Latest revision as of 11:03, 5 March 2016


What is a Device?

For the purpose of consistency throughout this documentation, hardware equipment will be called "hardware device". The generic term "device" is used to refer to the software object in LinuxMCE that enables DCE communication between hardware and software components in the LinuxMCE system.

The LinuxMCE Core is a router that LinuxMCE system components use to communicate using the DCE protocol. Hardware devices and software without DCE capability can not send and receive communications over the DCE bus. LinuxMCE solves the problem by creating software "devices" that connect to the DCE bus for the purpose of translating hardware and software native communications into DCE. At the moment, no hardware is manufactured specifically with the DCE protocol. To control a hardware device with LinuxMCE, a corresponding software device is created.
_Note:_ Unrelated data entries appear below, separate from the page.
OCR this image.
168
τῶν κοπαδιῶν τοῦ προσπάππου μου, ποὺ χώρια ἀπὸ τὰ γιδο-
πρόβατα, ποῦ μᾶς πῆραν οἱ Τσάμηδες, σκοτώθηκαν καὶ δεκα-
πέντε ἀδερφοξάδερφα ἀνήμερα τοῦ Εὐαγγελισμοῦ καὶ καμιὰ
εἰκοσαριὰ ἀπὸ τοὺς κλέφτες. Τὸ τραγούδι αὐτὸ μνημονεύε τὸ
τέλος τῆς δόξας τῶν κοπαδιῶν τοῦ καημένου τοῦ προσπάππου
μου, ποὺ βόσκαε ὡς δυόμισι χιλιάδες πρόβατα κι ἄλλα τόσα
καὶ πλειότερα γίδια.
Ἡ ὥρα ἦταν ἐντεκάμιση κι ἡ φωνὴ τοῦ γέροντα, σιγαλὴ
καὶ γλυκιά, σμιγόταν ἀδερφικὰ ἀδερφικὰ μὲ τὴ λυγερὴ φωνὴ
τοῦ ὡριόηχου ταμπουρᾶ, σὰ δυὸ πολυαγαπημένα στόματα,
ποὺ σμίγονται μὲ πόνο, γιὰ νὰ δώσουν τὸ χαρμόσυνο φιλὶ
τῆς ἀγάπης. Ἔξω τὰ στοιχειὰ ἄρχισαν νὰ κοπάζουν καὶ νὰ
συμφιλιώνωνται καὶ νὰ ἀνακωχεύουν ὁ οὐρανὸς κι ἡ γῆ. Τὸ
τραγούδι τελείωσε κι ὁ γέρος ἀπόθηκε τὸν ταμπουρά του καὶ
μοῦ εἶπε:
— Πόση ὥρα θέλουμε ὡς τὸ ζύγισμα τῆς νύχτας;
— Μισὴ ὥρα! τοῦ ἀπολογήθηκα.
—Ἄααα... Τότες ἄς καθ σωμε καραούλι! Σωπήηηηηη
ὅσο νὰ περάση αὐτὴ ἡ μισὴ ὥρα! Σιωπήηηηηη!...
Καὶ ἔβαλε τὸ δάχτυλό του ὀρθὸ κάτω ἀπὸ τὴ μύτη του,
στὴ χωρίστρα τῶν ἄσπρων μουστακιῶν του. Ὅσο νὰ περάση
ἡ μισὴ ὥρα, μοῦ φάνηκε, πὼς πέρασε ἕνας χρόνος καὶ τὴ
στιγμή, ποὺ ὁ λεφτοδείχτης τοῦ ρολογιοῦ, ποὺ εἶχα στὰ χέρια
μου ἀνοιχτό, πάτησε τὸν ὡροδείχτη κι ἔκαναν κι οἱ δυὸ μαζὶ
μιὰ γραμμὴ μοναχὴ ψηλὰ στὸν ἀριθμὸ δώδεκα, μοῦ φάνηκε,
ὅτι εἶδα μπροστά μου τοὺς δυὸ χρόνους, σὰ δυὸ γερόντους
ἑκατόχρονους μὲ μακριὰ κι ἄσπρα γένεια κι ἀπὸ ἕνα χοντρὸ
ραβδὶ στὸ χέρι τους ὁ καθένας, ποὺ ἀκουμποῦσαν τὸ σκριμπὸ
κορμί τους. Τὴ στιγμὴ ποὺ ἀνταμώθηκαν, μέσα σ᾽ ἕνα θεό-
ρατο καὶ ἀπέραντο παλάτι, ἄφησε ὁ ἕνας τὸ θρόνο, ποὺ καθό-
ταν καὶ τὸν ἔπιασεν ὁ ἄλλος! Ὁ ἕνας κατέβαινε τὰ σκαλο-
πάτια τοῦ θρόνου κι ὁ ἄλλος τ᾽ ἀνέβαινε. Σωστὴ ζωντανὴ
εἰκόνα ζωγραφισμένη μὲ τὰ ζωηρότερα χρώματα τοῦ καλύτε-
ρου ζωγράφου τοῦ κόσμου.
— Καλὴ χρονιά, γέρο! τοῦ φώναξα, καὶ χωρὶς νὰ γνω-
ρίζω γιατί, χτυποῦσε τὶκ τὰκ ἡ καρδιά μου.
Each LinuxMCE system component has a corresponding "device" that it uses to communicate in DCE with the other LinuxMCE system components.

A device is a software object in LinuxMCE that connects a software or hardware component to the DCE bus to enable it communicate with the other LinuxMCE system components using the DCE protocol, translating various hardware and software communications into DCE when necessary.



Device administration

These wizard pages are used to add devices to your installation.

The "Interfaces" section is for devices that interface with some sort of master control, or devices that control other non-DCE devices. For example, a lighting control system, a security alarm panel, or a home automation master controller are all interfaces. These devices will connect directly to your LinuxMCE system via some interface, like RS232, and then they will control their own devices which are connected to them, such as a light switch, motion detector, etc. Interface Modules, like the Global Cache GC100, are also added in the "Interfaces" page.

After you add the interface, then you can add the other devices that will use that interface. For example, you may have some X10 light switches in your house. These are not LinuxMCE DCE Devices--LinuxMCE cannot control them directly. LinuxMCE can only control them using an X10 interface module. So, before you can add the X10 light switches, you must first go to the interface section and add an x10 lighting interface. Then you can go to 'lights' and add lights that will use that interface. Similarly if you have a normal, infrared controlled TV, that TV does not communicate directly with the LinuxMCE system. It needs an interface module like the GC100 that LinuxMCE does communicate with, and which then sends the infrared codes to control the TV. So before adding the TV in the AV Section, first add the interface.

The "AV" section is for all your audio/video devices, like TVs, DVD Players, Stereo Receivers, Satellite Boxes, etc.